Some Common Pleas courts have upheld the General Assembly’s law banning most local residency requirements. But three separate appeals courts have now ruled that lawmakers in Columbus overreached when they decided that their authority to provide for the ‘’general welfare’’ of employees in the state trumps a city’s right to require its employees to live where they work.
The Supreme Court has agreed to hear appeals filed by public employee unions over rulings by the 9th District Court of Appeals, which sided with Akron, and the 3rd District Court of Appeals, which sided with Lima. Both cities maintained that their charters, which include residency requirements, are constitutionally valid and not subject to being overruled by state legislators.
In the weeks since the Supreme Court agreed to hear those cases, the 8th District Court of Appeals ruled that Cleveland’s residency requirement is a “valid exercise of its home-rule powers under the Ohio Constitution.” Cleveland unions are expected to ask the Supreme Court to add that case to its docket.
The state law overturning residency requirements is being challenged by large and small cities across the state, including Youngstown and Warren. Some townships also have required their public employees to live within the jurisdiction.
The voters spoke
In many cases, such as in Youngstown, residency requirements have been voted on by the citizens and require a person being hired to live in the city at the time of hiring or to establish and maintain residency within a reasonable time.
An applicant for a city job clearly knows that residency is a condition of employment and has the option of taking the job or not taking it. As a political subdivision, a city has an obvious interest in wanting hundreds of well-paid employees living in its neighborhoods and being part of the community. City voters have a right to demand that the people a city hires have a commitment to the city.
In the past, the Ohio Supreme Court has upheld Ohio’s status as an at-will employment state, meaning that any employer can dismiss any employee with or without cause, as long as the firing doesn’t violate a specific employment contract or state or federal anti-discrimination laws. The justices, it would seem, will open the principle of at-will employment to other attacks if the Supreme Court finds that cities don’t have the ability to establish and enforce employment rules. Of course, many of those same legislators — especially those of a libertarian nature — who voted to hamstring cities in their employment practices would fight tooth-and-nail to protect the at-will prerogative of private employers. Consistency and politics often don’t mix.

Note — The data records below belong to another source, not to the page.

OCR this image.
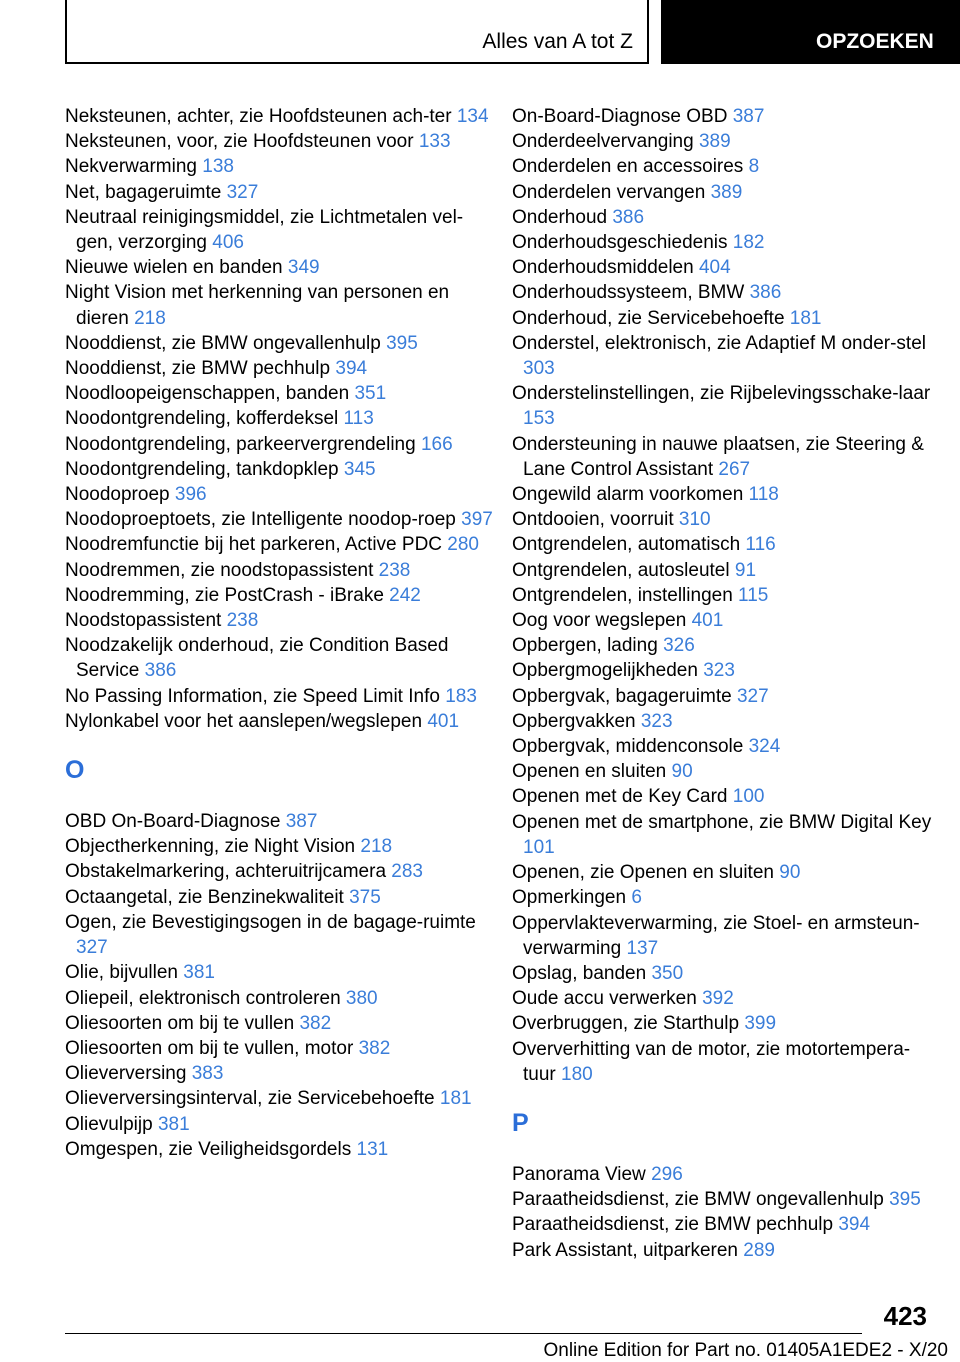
Alles van A tot Z	OPZOEKEN
Neksteunen, achter, zie Hoofdsteunen ach-ter 134
Neksteunen, voor, zie Hoofdsteunen voor 133
Nekverwarming 138
Net, bagageruimte 327
Neutraal reinigingsmiddel, zie Lichtmetalen vel-gen, verzorging 406
Nieuwe wielen en banden 349
Night Vision met herkenning van personen en dieren 218
Nooddienst, zie BMW ongevallenhulp 395
Nooddienst, zie BMW pechhulp 394
Noodloopeigenschappen, banden 351
Noodontgrendeling, kofferdeksel 113
Noodontgrendeling, parkeervergrendeling 166
Noodontgrendeling, tankdopklep 345
Noodoproep 396
Noodoproeptoets, zie Intelligente noodop-roep 397
Noodremfunctie bij het parkeren, Active PDC 280
Noodremmen, zie noodstopassistent 238
Noodremming, zie PostCrash - iBrake 242
Noodstopassistent 238
Noodzakelijk onderhoud, zie Condition Based Service 386
No Passing Information, zie Speed Limit Info 183
Nylonkabel voor het aanslepen/wegslepen 401
O
OBD On-Board-Diagnose 387
Objectherkenning, zie Night Vision 218
Obstakelmarkering, achteruitrijcamera 283
Octaangetal, zie Benzinekwaliteit 375
Ogen, zie Bevestigingsogen in de bagage-ruimte 327
Olie, bijvullen 381
Oliepeil, elektronisch controleren 380
Oliesoorten om bij te vullen 382
Oliesoorten om bij te vullen, motor 382
Olieverversing 383
Olieverversingsinterval, zie Servicebehoefte 181
Olievulpijp 381
Omgespen, zie Veiligheidsgordels 131
On-Board-Diagnose OBD 387
Onderdeelvervanging 389
Onderdelen en accessoires 8
Onderdelen vervangen 389
Onderhoud 386
Onderhoudsgeschiedenis 182
Onderhoudsmiddelen 404
Onderhoudssysteem, BMW 386
Onderhoud, zie Servicebehoefte 181
Onderstel, elektronisch, zie Adaptief M onder-stel 303
Onderstelinstellingen, zie Rijbelevingsschake-laar 153
Ondersteuning in nauwe plaatsen, zie Steering & Lane Control Assistant 267
Ongewild alarm voorkomen 118
Ontdooien, voorruit 310
Ontgrendelen, automatisch 116
Ontgrendelen, autosleutel 91
Ontgrendelen, instellingen 115
Oog voor wegslepen 401
Opbergen, lading 326
Opbergmogelijkheden 323
Opbergvak, bagageruimte 327
Opbergvakken 323
Opbergvak, middenconsole 324
Openen en sluiten 90
Openen met de Key Card 100
Openen met de smartphone, zie BMW Digital Key 101
Openen, zie Openen en sluiten 90
Opmerkingen 6
Oppervlakteverwarming, zie Stoel- en armsteun-verwarming 137
Opslag, banden 350
Oude accu verwerken 392
Overbruggen, zie Starthulp 399
Oververhitting van de motor, zie motortempera-tuur 180
P
Panorama View 296
Paraatheidsdienst, zie BMW ongevallenhulp 395
Paraatheidsdienst, zie BMW pechhulp 394
Park Assistant, uitparkeren 289
423
Online Edition for Part no. 01405A1EDE2 - X/20
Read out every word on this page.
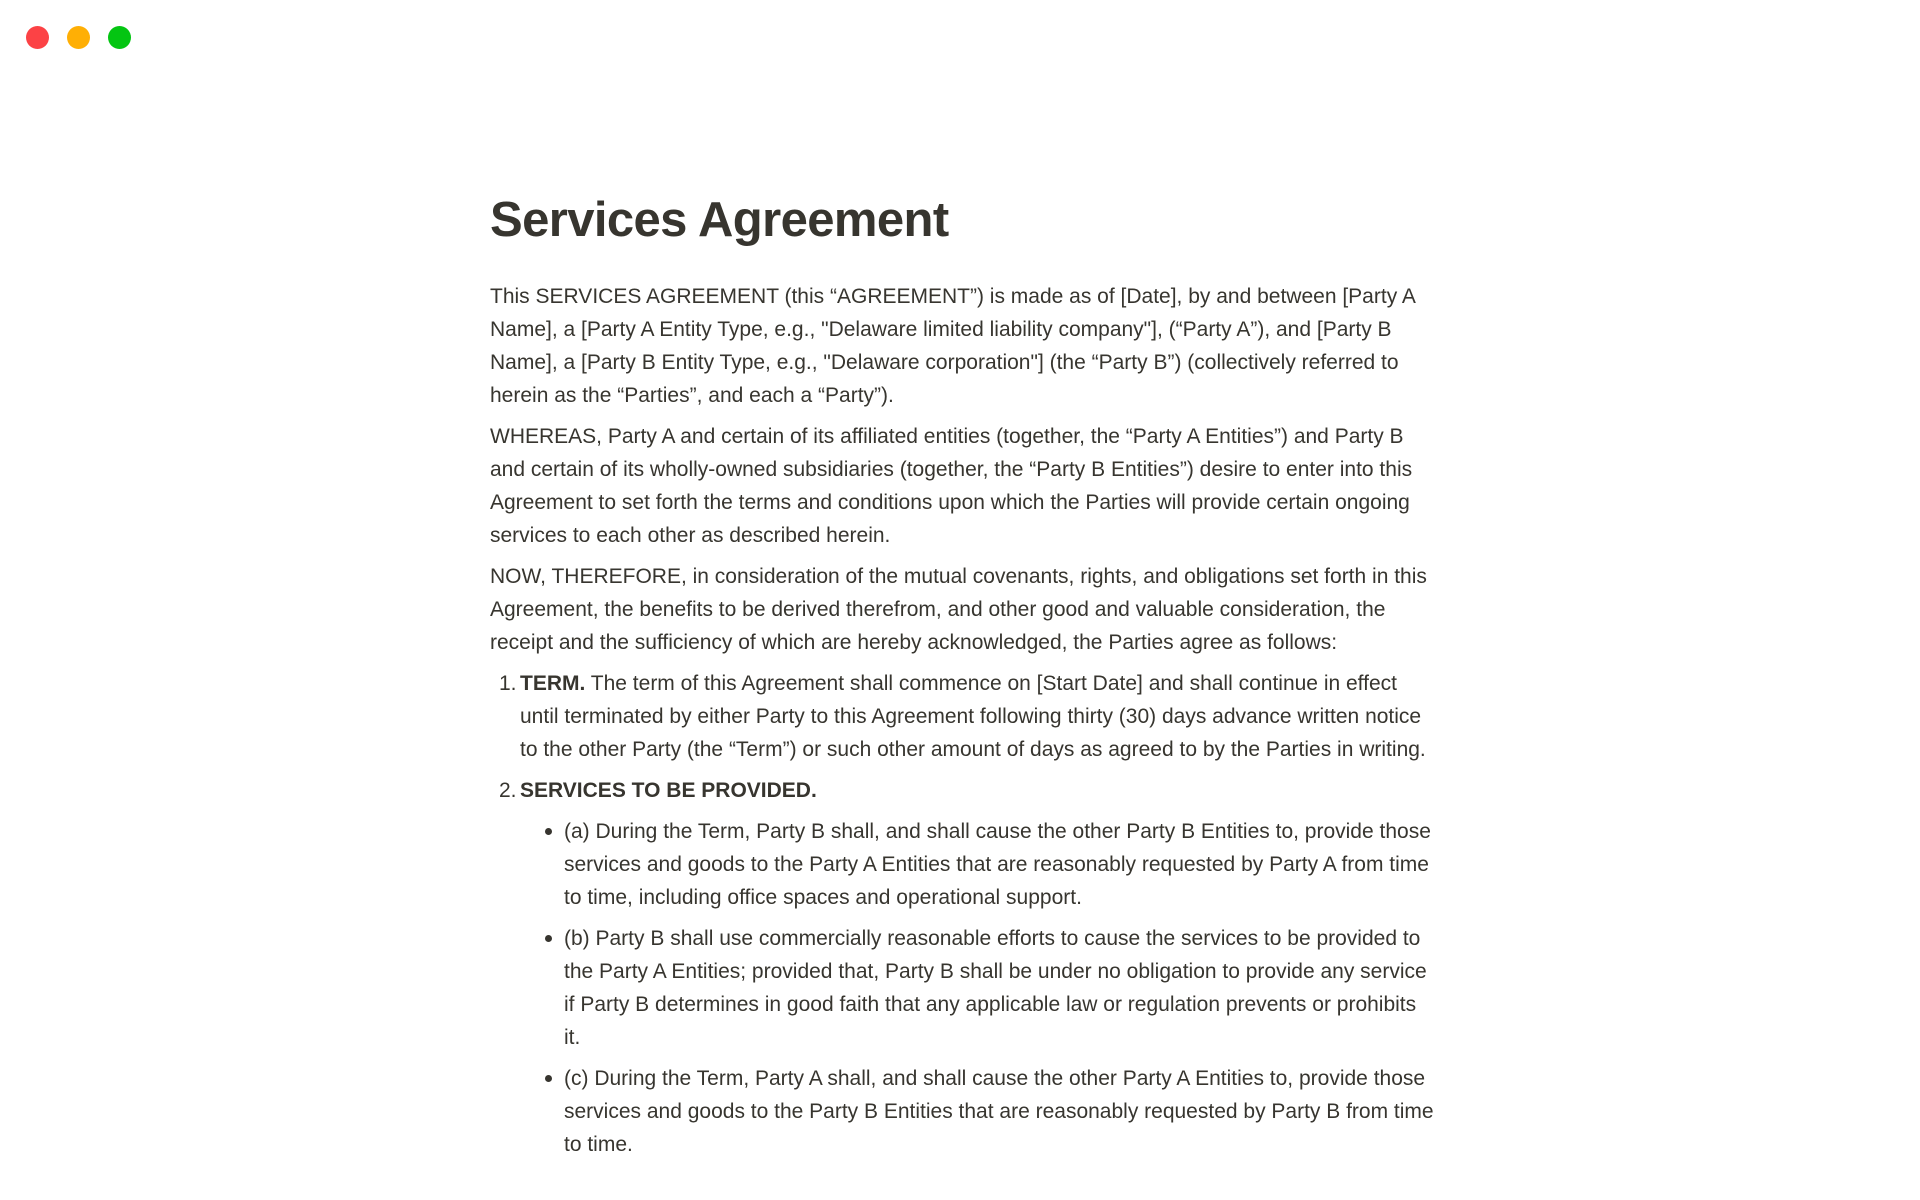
Services Agreement

This SERVICES AGREEMENT (this “AGREEMENT”) is made as of [Date], by and between [Party A Name], a [Party A Entity Type, e.g., "Delaware limited liability company"], (“Party A”), and [Party B Name], a [Party B Entity Type, e.g., "Delaware corporation"] (the “Party B”) (collectively referred to herein as the “Parties”, and each a “Party”).

WHEREAS, Party A and certain of its affiliated entities (together, the “Party A Entities”) and Party B and certain of its wholly-owned subsidiaries (together, the “Party B Entities”) desire to enter into this Agreement to set forth the terms and conditions upon which the Parties will provide certain ongoing services to each other as described herein.

NOW, THEREFORE, in consideration of the mutual covenants, rights, and obligations set forth in this Agreement, the benefits to be derived therefrom, and other good and valuable consideration, the receipt and the sufficiency of which are hereby acknowledged, the Parties agree as follows:

1. TERM. The term of this Agreement shall commence on [Start Date] and shall continue in effect until terminated by either Party to this Agreement following thirty (30) days advance written notice to the other Party (the “Term”) or such other amount of days as agreed to by the Parties in writing.
2. SERVICES TO BE PROVIDED.
(a) During the Term, Party B shall, and shall cause the other Party B Entities to, provide those services and goods to the Party A Entities that are reasonably requested by Party A from time to time, including office spaces and operational support.
(b) Party B shall use commercially reasonable efforts to cause the services to be provided to the Party A Entities; provided that, Party B shall be under no obligation to provide any service if Party B determines in good faith that any applicable law or regulation prevents or prohibits it.
(c) During the Term, Party A shall, and shall cause the other Party A Entities to, provide those services and goods to the Party B Entities that are reasonably requested by Party B from time to time.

The passion of employees claiming a right to live where they want, the money that public employee unions are willing to spend on these cases, the obligation of the state attorney general to defend state law, the need for cities to protect their employment options and defend the decisions made by voters at the ballot box — all these conflicting forces will make for as much drama as one can expect at the Ohio Supreme Court.
And that’s where it will end, because this is purely a state issue. The Supreme Court of the United States long ago ruled that municipal residency requirements are constitutional.